Vitamin D supplementation after parathyroidectomy - effect on bone mineral density – a randomized double blind study
Journal of Bone and Mineral Research, 09/27/2013Norenstedt S et al.
Patients with primary hyperparathyroidism (PHPT) have higher bone turnover, lower bone mineral density and an increased risk of fractures. They also have a high incidence of low vitamin D levels (25–OH–vitamin D < 50 nmol/l) that could worsen the negative effect on the bone. Except for a minor improvement of radius BMD, the data show no beneficial effect on BMD or bone turnover markers of vitamin D supplementation after PTX. Preoperative PTH seems to have the strongest association with improvement in BMD.
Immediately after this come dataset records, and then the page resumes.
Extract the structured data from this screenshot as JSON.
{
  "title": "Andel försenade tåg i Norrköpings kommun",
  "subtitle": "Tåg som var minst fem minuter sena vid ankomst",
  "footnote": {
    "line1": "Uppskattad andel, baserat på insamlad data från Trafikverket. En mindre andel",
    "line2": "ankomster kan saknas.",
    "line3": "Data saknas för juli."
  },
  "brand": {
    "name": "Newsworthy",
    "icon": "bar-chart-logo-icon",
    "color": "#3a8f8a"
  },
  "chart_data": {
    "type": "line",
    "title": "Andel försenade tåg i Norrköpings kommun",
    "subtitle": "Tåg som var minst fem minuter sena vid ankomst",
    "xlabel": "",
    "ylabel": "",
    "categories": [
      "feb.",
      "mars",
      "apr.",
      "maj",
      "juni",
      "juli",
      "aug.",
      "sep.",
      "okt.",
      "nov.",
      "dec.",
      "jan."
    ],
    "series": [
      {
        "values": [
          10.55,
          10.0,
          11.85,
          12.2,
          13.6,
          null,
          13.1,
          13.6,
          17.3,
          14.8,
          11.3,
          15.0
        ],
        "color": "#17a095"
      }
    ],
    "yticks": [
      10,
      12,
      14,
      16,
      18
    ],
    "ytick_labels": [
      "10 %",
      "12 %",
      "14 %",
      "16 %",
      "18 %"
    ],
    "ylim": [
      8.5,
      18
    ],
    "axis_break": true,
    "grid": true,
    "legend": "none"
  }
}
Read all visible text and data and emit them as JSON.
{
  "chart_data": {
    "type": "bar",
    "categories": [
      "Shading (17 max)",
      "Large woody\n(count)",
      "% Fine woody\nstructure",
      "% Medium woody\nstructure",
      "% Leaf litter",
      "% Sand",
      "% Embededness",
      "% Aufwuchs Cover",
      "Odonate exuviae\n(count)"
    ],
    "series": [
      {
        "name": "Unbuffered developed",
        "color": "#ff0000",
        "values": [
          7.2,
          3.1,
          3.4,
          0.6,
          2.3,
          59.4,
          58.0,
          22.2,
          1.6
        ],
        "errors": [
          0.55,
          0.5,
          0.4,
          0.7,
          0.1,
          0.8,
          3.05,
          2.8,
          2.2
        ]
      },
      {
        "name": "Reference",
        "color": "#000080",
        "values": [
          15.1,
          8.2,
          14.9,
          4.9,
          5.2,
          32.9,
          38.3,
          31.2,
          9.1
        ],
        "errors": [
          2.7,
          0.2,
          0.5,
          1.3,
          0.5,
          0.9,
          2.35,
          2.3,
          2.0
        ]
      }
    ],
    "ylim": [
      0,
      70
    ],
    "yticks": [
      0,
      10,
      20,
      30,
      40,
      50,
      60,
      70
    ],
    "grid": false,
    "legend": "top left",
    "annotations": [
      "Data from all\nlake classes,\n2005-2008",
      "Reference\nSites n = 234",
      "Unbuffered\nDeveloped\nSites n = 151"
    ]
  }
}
In this double–blinded clinical trial, 150 patients with PHPT were randomized, after successful parathyroidectomy (PTX), to one–year daily treatment with either cholecalciferol 1600 IU and calcium carbonate 1000 mg (D +) or calcium carbonate alone (D –).
Bone mineral density (BMD) was measured in the lumbar spine, femoral neck, total hip, distal and 33% radius using dual X–ray absorptiometry (DXA) before surgery and after one year of study medication.
Median age was 60 years (30–80 years) and there were 119 (79%) women and 31 (21%) men.
76% had 25–OH–D < 50 nmol/l before PTX.
50% had persistent elevated PTH 6 weeks after PTX.
A similar increase in BMD in the lumbar spine, femoral neck and total hip was observed in both groups (D + : 3.6%, 3.2% and 2.7%, p < 0.001; D–: 3.0%, 2.3% and 2.1%, p < 0.001).
Patients with vitamin D supplementation also increased their BMD in distal radius (2.0% (–1.7 – 5.4), p = 0.013).
The changes in BMD, especially in the hips, were correlated to the baseline concentrations of PTH, ionized calcium and bone markers (p < 0.001).
Except for the increase in distal radius BMD, a benefit from vitamin D substitution was observed among patients with a persistent postoperative PTH elevation, who also improved their BMD at 33% radius and radius UD (p < 0.05).